Se definiamo PMI (definizione UE del 2015) le imprese con meno di 250 addetti e meno di 50 milioni di euro di fatturato, in Italia queste costituiscono più del 90% delle imprese e contribuiscono al 64% del fatturato e al 72% dell’occupazione del settore. Non è così in altre importanti economie europee, in quanto le PMI valgono il 47% degli occupati nelle imprese private in Francia, il 44% in UK, il 37% in Germania. Tale tessuto di piccole medie aziende è dunque una realtà particolarmente importante in Italia, ed è concentrato nel centro e soprattutto nel Nord del paese.
Ha calcolato l’OCSE che l’impatto ambientale industriale delle PMI è in Italia l’80% del settore (dal 60% al 70% in Europa).
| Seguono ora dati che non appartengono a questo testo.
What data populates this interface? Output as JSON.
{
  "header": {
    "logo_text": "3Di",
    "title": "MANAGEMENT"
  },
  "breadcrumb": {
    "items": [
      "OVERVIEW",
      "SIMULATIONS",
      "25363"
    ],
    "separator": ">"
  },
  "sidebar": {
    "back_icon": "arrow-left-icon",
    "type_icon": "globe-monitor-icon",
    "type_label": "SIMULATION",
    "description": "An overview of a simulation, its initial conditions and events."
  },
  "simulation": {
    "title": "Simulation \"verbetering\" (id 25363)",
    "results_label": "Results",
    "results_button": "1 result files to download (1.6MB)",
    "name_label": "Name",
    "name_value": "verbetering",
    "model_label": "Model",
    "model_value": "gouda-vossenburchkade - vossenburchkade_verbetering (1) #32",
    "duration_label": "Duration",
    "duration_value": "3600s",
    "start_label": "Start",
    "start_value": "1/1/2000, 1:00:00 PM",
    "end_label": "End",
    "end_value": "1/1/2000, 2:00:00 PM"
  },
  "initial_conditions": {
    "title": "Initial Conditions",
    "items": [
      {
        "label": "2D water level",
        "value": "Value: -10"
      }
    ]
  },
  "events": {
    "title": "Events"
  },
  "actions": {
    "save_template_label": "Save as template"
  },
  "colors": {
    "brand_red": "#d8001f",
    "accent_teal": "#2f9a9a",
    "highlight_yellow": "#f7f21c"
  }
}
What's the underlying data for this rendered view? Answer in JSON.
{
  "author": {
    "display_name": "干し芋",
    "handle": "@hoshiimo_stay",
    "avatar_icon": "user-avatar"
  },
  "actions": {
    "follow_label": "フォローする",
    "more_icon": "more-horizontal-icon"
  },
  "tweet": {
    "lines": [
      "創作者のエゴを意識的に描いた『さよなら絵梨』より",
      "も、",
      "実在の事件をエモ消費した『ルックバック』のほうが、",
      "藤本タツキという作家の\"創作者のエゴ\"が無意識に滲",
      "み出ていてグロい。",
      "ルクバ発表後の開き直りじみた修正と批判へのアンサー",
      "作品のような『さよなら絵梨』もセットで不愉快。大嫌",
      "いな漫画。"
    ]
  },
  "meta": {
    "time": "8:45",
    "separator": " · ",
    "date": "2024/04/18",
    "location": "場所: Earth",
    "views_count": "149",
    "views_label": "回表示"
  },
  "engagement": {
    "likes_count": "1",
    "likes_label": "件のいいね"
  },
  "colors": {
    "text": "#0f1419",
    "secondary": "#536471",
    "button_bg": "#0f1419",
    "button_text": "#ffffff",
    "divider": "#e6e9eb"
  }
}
E’ perciò evidente che il successo dei piani di trasformazione dell’economia verso la sostenibilità debba necessariamente veder coinvolte le PMI, e questo è particolarmente vero in Italia e ancor più evidente nel Nord Italia.
Sebbene vi sia una ragionevole consapevolezza negli imprenditori e negli amministratori delegati delle PMI riguardo ai temi della sostenibilità ambientale, tant’è che dall’osservatorio della banca IFIS, il Market Watch PMI, risulta che, prima di Cop 26 con la relativa comunicazione, il 67% di costoro dichiara l’ importanza di essere sostenibili ( 82% nella chimica e 75% nella meccanica), il 74% di essi ritiene di sentire la responsabilità nei confronti del territorio/comunità in cui l’azienda opera; tuttavia solo il 38% delle PMI ha dichiarato di star sostenendo degli investimenti in tale direzione e solo il 6% stà riprogettando la produzione coi metodi dell’economia circolare (percentuale un po’ più alta (8%) nel tessile abbigliamento).
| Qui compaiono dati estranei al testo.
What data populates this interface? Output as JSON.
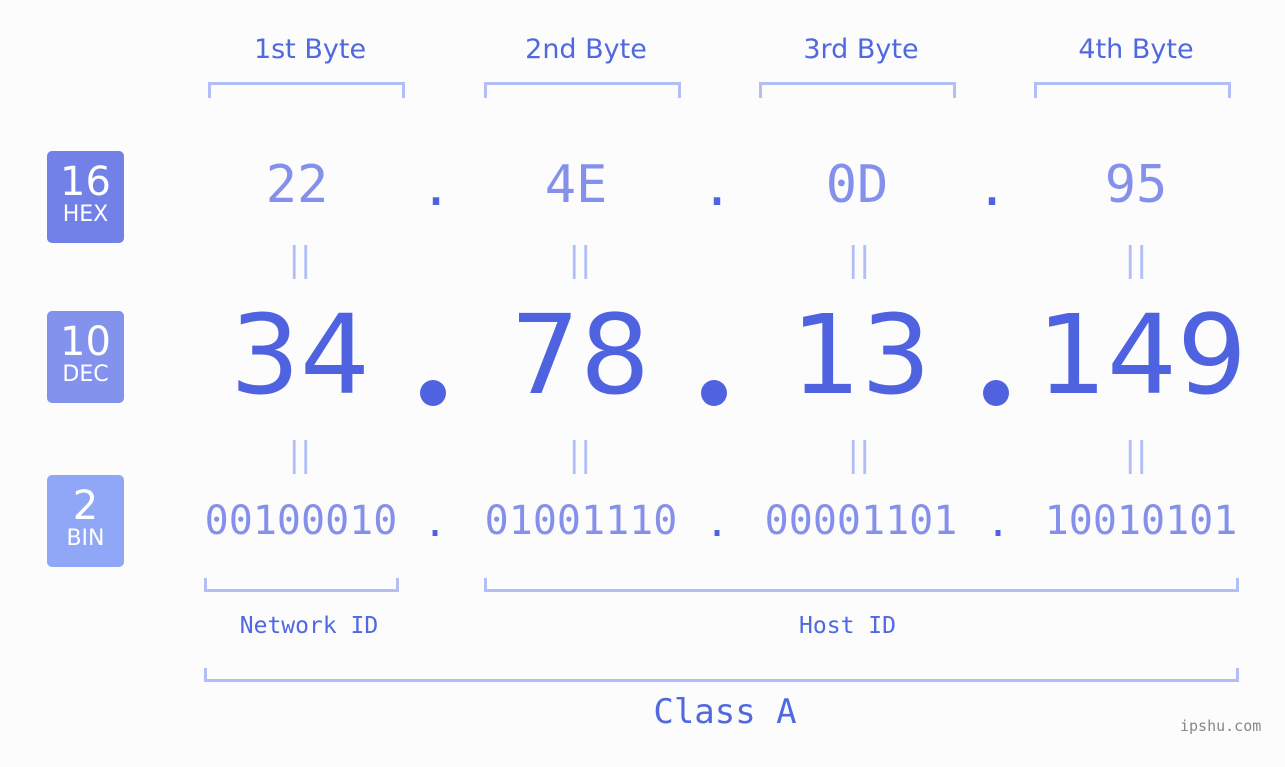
{
  "byte_headers": [
    "1st Byte",
    "2nd Byte",
    "3rd Byte",
    "4th Byte"
  ],
  "badges": {
    "hex": {
      "num": "16",
      "label": "HEX",
      "color": "#7281e8"
    },
    "dec": {
      "num": "10",
      "label": "DEC",
      "color": "#8392ed"
    },
    "bin": {
      "num": "2",
      "label": "BIN",
      "color": "#8fa7f6"
    }
  },
  "hex": [
    "22",
    "4E",
    "0D",
    "95"
  ],
  "dec": [
    "34",
    "78",
    "13",
    "149"
  ],
  "bin": [
    "00100010",
    "01001110",
    "00001101",
    "10010101"
  ],
  "separator": ".",
  "equals": "||",
  "network_label": "Network ID",
  "host_label": "Host ID",
  "class_label": "Class A",
  "watermark": "ipshu.com"
}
Gli investimenti sono stati principalmente nelle aree di:
1-Risparmio energetico
2-Ciclo dei rifiuti
3-Riduzione degli inquinanti
4-Uso di materiali riciclabili e risorse rinnovabili
Pur senza necessariamente investire formalmente, il 69% delle PMI ha avviato almeno due iniziative “green”.
Le motivazioni che hanno indotto le PMI a intraprendere tali iniziative sono state:
a-Tutela del territorio e delle comunità locali (45%)
b-Benessere dei lavoratori dell’azienda (33%)
c-Risparmio risorse (27%)
d-Incremento della competitività dell’impresa (25%)
Dunque le motivazioni di eventuali iniziative nella direzione della sostenibilità fanno riferimento sia ad istanze etiche che alla ricerca di vantaggi aziendali.
Ancora, il 49% di esse presta attenzione alla filiera, ricercando prioritariamente di servirsi da fornitori “sostenibili”, e l’88% riconosce i vantaggi della sostenibilità in termini soprattutto di reputazione sul mercato e sul territorio in cui operano, nonché di soddisfazione del personale.
Il problema è che la maggior parte delle PMI ha difficoltà a “mettere a terra” le iniziative di sostenibilità. Il 66% di esse denuncia difficoltà di realizzazione, dovute principalmente all’aumento dei costi (44%) e alla carenza di competenze del proprio personale in materia di sostenibilità (23%).
La difficoltà della economia circolare, per esempio, sta nel dover intraprendere un percorso di sostanziale “re-engineering” dei processi produttivi e dei prodotti che ne derivano, e questo richiede know how di alto livello che la maggior parte delle PMI non ha al suo interno (lo ha riconosciuto il 62% delle aziende intervistate).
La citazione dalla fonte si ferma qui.